Suddenly, the gowned geezers are joined by a trio of serious-faced young men who begin conferring in furtive — and unmistakably foreign — tones. It doesn’t matter that they look Croatian. Nor that they are but three of the thousands of foreign nationals who are in the vicinity today (hell, I’m a foreigner); they’re making me nervous, so I make my way over to the Tercentenary Theater, the outdoor area where the ceremony will take place, under the pretense that " I don’t want to miss anything. "
As it turns out, the only trouble of the day is a bit of internecine squabbling among the photographers at the front of the audience, who snap and jostle as the procession files onto the stage. A scattering of nonacademic luminaries, Senator John Kerry among them, joins them on stage. And then the man himself, President Summers, makes his way through the center of the audience, to wild applause and an accompanying troupe of bagpipe players.
IT’S HARD not to like Summers. His Bob-like demeanor is offset by an air of schoolboy nerdiness. He looks a little out of place, though — you just can’t rid yourself of the feeling that this robust, relatively young guy would be more suited to the corridors of power than the gilded halls of academia. This impression is all the more pronounced in comparison to former president Neil Rudenstine, who sits on Summers’s left wearing an expression of infinite melancholy.
The first significant speech of the ceremony is delivered by the president of the Undergraduate Council — a chubby, bespectacled young man whose delivery — arms outstretched before him, torso tilted back — calls to mind stand-up comedy without the punch lines. ( " Take my undergraduate degree ... please. " ) He’s followed by the president of the Harvard Alumni Association, and then the president of Yale University, who heaps a truckload of praise upon the august institution of Harvard.
Zzzzzzzz.
In fairness, the songs — " Cantata Academica, " " O Combien et plaisant, " " Fair Harvard " — are pleasant enough. The " America the Beautiful " bit brings tears to my eyes. And Summers, to his credit, helps mitigate the stuffiness of the affair by accepting the symbols of his office with a playful shrug and a roll of the eyes. He doesn’t shatter the President’s Chair when he sits in it — oh well — but his speech is mercifully short and moderately interesting, laying out initiatives that will carry real weight (he reveals plans to expand Harvard’s campus further into Allston, and pledges more resources for the college’s undergraduate programs).
Still, as I sit there in the bright October sun, I cannot help thinking of some of the more lavish installations gone by: the one for Jared Sparks in 1849, for example, was marred by a riot among what one newspaper described as a " heated and panting congregation. " Or take the one in 1909, for Abbott Lawrence Lowell, which climaxed with a fireworks display. But then, fireworks and public disturbances are the last things we need today. God knows, the boom-boom of the orchestra’s drums is stirring enough, given the circumstances.

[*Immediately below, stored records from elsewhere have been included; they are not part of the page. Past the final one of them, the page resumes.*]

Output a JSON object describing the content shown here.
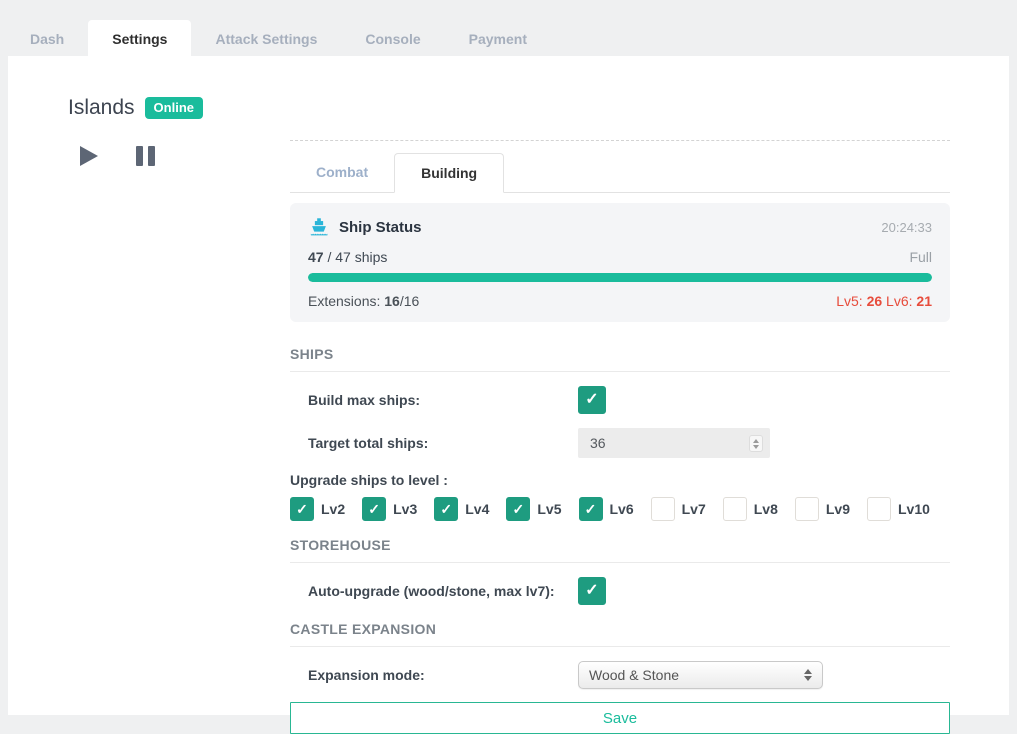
{
  "colors": {
    "accent_green": "#1abc9c",
    "checkbox_green": "#1e9c80",
    "alert_red": "#e74c3c",
    "ship_icon_cyan": "#2ab5d8"
  },
  "top_tabs": {
    "items": [
      {
        "label": "Dash",
        "active": false
      },
      {
        "label": "Settings",
        "active": true
      },
      {
        "label": "Attack Settings",
        "active": false
      },
      {
        "label": "Console",
        "active": false
      },
      {
        "label": "Payment",
        "active": false
      }
    ]
  },
  "header": {
    "title": "Islands",
    "status_badge": "Online"
  },
  "sub_tabs": {
    "items": [
      {
        "label": "Combat",
        "active": false
      },
      {
        "label": "Building",
        "active": true
      }
    ]
  },
  "ship_status": {
    "title": "Ship Status",
    "time": "20:24:33",
    "ships_current": "47",
    "ships_total_suffix": " / 47 ships",
    "capacity_label": "Full",
    "progress_percent": 100,
    "extensions_prefix": "Extensions: ",
    "extensions_current": "16",
    "extensions_total": "/16",
    "lv5_label": "Lv5: ",
    "lv5_value": "26",
    "lv6_label": " Lv6: ",
    "lv6_value": "21"
  },
  "ships_section": {
    "title": "SHIPS",
    "build_max_label": "Build max ships:",
    "build_max_checked": true,
    "target_total_label": "Target total ships:",
    "target_total_value": "36",
    "upgrade_label": "Upgrade ships to level :",
    "levels": [
      {
        "label": "Lv2",
        "checked": true
      },
      {
        "label": "Lv3",
        "checked": true
      },
      {
        "label": "Lv4",
        "checked": true
      },
      {
        "label": "Lv5",
        "checked": true
      },
      {
        "label": "Lv6",
        "checked": true
      },
      {
        "label": "Lv7",
        "checked": false
      },
      {
        "label": "Lv8",
        "checked": false
      },
      {
        "label": "Lv9",
        "checked": false
      },
      {
        "label": "Lv10",
        "checked": false
      }
    ]
  },
  "storehouse_section": {
    "title": "STOREHOUSE",
    "auto_upgrade_label": "Auto-upgrade (wood/stone, max lv7):",
    "auto_upgrade_checked": true
  },
  "castle_section": {
    "title": "CASTLE EXPANSION",
    "expansion_mode_label": "Expansion mode:",
    "expansion_mode_value": "Wood & Stone"
  },
  "save_button_label": "Save"
}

BY FOUR o’clock, the ceremony is over, the bells have chimed, and the crowds — the photographers, print journalists, TV crews, academics, alumni, students — file out of the Yard. A few Harvard employees begin breaking down the ceremonial infrastructure. The police officers still stand sentry at the barriers, but they, too, will soon be gone. Life in Harvard Square is returning to normal. Or as close to normal as life gets right now. Rare and extraordinary events are 10-a-penny these days. Pomp and circumstance seems ho-hum. As I make my way home, a single thought occurs to me: glad I didn’t drink the coffee.